Senate Bill 840 by Sen. Sheila Kuehl, D-Santa Monica, would have set up a single-payer system in which the state would assume the role that private insurance companies now play.
In his veto message, the governor said he could not support "a bill that places an annual shortfall of over $40 billion to our state's economy."
"According to the Legislative Analyst's Office, the bill is estimated to cost $210 billion in its first full year of implementation and cause annual shortfalls of $42 billion," Schwarzenegger said.
The veto came nine months after Kuehl, the chair of the Senate Health Committee, and other Democrats joined Republicans in voting against the governor's health care expansion program, which would have required most employees and employers to contribute to the cost of their health care.
The governor also vetoed one of the legislative session's most contentious proposals, Assembly Bill 1945 by Assemblyman Hector De La Torre, D-South Gate.
The bill would have banned insurance companies from canceling policies retroactively except under certain conditions, such as when a person intentionally misleads an insurer about his or her health history when applying for coverage.
Five insurers have been fined a combined $15 million in the last couple of years for rescinding the health insurance of more than 3,300 people.
De La Torre said his bill would have prevented health insurers from canceling sick patients' coverage for innocent omissions on their insurance application.
But Schwarzenegger, who in his State of the State address called for strong protections for cancelled patients, said AB 1945 would increase health career costs.
"This bill was written by attorneys that stand to benefit from its provisions," the governor said in his veto message. "In rushing to protect a right to litigate, the proponents failed to consider the real consumer protections that are needed."
Jerry Flanagan, health policy director for Consumer Watchdog, which represents attorneys, called the governor's veto "hypocritical."

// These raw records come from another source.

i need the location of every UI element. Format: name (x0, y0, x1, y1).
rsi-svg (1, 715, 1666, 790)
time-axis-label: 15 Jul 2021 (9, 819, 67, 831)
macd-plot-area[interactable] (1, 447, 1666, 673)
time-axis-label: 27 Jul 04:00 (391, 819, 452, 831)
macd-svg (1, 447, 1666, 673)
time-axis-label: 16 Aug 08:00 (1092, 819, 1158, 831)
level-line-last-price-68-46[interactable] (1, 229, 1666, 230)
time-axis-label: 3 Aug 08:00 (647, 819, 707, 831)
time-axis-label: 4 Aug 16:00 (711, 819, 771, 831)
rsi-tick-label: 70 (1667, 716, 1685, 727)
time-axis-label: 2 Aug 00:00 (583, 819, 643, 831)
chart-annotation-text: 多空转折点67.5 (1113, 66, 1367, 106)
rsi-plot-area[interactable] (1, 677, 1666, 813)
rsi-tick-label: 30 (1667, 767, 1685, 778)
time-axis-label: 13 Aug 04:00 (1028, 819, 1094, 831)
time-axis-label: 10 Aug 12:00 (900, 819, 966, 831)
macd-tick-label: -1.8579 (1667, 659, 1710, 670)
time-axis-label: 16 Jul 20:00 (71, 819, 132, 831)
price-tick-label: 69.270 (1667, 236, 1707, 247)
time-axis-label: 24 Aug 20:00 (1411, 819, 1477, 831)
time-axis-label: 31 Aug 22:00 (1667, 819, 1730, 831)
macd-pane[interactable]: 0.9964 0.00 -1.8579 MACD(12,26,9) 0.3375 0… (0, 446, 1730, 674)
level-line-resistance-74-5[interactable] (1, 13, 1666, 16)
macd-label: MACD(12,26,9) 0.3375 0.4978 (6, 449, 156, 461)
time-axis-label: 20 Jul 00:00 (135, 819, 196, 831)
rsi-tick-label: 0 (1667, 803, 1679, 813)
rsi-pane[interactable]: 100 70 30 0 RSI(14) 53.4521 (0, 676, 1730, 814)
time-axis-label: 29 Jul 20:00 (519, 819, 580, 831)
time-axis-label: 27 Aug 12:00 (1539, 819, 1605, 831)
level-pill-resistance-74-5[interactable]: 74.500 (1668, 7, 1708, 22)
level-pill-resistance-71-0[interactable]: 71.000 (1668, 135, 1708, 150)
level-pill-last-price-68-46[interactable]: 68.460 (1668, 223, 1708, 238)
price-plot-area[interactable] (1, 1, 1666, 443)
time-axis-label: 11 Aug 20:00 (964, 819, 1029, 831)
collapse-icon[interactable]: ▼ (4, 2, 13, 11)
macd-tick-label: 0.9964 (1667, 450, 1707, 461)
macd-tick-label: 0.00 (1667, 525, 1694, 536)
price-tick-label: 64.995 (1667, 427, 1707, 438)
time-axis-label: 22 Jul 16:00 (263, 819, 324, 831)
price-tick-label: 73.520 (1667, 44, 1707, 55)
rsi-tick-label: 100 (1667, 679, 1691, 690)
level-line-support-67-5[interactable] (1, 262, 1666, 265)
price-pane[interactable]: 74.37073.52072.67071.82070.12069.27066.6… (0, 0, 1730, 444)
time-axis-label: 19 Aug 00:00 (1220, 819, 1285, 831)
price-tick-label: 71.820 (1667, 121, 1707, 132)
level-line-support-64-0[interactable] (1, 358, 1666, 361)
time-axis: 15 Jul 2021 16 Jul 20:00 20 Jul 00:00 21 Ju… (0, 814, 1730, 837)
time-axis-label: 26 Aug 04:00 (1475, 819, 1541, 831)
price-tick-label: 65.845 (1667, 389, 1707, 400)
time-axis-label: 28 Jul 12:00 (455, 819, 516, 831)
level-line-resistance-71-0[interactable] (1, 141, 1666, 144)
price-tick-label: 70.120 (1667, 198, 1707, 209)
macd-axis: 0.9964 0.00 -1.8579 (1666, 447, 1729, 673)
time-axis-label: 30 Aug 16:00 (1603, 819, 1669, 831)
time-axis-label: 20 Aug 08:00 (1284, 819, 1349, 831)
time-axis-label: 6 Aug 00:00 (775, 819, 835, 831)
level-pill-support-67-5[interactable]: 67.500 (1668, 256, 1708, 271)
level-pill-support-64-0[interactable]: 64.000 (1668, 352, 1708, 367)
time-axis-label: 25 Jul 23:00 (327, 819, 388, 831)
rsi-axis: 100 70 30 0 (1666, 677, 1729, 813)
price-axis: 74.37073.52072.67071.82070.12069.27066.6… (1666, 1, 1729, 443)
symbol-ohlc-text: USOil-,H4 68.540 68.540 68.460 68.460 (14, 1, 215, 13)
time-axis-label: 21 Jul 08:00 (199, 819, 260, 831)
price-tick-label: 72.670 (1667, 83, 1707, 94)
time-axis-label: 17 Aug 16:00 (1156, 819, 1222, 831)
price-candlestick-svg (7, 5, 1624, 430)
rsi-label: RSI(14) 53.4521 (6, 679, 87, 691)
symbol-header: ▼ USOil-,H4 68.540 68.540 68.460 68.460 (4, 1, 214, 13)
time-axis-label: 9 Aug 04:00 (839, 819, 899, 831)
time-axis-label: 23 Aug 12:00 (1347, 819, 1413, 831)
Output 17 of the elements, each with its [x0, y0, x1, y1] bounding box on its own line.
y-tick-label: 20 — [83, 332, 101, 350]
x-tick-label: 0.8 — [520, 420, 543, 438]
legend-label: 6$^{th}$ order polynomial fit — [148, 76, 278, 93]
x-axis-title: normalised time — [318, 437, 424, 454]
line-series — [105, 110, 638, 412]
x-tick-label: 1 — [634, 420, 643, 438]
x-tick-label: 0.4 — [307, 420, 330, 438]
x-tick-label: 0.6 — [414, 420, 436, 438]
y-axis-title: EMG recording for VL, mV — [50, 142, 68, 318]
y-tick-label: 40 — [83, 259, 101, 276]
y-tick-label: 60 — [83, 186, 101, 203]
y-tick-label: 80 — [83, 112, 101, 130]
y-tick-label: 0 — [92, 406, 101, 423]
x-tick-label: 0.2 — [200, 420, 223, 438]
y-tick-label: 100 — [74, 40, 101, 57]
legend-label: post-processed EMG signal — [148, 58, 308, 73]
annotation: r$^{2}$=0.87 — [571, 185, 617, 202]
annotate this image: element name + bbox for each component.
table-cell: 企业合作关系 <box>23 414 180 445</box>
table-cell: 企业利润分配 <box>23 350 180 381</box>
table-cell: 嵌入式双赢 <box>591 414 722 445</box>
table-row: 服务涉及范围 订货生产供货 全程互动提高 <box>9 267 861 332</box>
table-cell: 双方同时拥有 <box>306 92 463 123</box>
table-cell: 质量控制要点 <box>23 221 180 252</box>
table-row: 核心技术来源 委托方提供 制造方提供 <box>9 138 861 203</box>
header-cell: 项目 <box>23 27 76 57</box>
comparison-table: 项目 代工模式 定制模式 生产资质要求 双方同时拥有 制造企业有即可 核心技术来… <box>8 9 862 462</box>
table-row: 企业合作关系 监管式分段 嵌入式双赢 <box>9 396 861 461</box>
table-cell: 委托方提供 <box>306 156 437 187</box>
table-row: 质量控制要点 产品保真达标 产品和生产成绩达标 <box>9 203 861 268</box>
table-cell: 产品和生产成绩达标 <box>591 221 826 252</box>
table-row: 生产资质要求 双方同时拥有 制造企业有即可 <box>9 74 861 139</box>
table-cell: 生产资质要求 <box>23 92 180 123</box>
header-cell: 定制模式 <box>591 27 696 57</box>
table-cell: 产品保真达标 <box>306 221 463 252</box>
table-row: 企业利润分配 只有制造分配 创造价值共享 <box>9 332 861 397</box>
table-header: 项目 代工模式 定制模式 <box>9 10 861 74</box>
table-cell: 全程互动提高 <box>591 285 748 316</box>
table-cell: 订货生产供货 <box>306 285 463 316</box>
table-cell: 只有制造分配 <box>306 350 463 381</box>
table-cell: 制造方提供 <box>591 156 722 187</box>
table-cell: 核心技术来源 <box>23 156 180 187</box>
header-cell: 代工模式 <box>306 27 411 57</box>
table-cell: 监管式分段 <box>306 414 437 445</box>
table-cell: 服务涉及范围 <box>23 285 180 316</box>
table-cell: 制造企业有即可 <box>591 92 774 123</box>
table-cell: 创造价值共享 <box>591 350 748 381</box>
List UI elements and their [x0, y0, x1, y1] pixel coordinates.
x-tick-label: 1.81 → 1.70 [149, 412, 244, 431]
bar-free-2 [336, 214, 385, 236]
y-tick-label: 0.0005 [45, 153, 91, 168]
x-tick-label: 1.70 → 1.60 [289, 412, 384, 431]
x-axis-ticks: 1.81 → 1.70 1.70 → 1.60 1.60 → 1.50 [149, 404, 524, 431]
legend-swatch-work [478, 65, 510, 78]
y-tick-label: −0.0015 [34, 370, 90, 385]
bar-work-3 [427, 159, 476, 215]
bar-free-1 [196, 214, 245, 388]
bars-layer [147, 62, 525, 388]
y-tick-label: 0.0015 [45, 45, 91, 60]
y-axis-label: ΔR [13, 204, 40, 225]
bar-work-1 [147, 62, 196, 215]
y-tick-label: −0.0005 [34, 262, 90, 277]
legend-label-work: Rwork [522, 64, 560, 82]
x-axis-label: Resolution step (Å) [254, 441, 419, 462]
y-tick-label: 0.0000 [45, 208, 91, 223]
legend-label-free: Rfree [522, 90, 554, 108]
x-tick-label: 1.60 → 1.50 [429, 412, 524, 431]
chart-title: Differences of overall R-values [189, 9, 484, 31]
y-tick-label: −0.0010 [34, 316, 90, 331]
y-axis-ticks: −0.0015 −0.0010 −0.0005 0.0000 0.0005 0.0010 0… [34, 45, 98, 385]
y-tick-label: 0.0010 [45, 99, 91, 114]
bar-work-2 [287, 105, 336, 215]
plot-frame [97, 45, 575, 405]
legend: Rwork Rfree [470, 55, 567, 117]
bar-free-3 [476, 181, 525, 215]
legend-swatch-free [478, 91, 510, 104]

"This veto will mean that health insurers who have given more than $1 million to the governor will continue to rescind innocent patients when they fall and need coverage the most, forcing consumers into court to challenge unfair policy cancellations," Flannigan said in a statement.
The California Medical Association, which sponsored the bill, called the governor's veto a betrayal of the governor's promise to stop cancellations.
"Californians need health care coverage they can count on when they get sick," said Dr. Richard Frankenstein, president of the 35,000-physician member organization. "This veto denies them that security."
But Chris Ohman, president of the California Association of Health Plans, which represents insurers, said AB 1945 "would have undermined 100 years of contract law that allows contracts to be rescinded for failure to disclose a material (fact) regardless of intent."
The governor did sign a companion measure - Assembly Bill 2569 by Assemblyman Kevin DeLeon - that will require insurers to continue covering the family members of people whose policies have been rescinded
But he vetoed Senate Bill 981 by Senate President Pro Tem Don Perata, which would have prohibited hospital emergency room physicians from billing patients directly when there are billing disputes with their HMOs, a practice known as "balance billing."
In his veto message, the governor said SB 981 would have rewarded "non-contracting physicians by assuring their continued financial slice of the pie" without fixing California's "broken health care system."
In a statement, Perata, D-Oakland, said he was surprised "that a governor who aggressively pushed for health care reform would veto a measure that would have ensured a fair, uniform standard for handling disagreements over emergency room bills."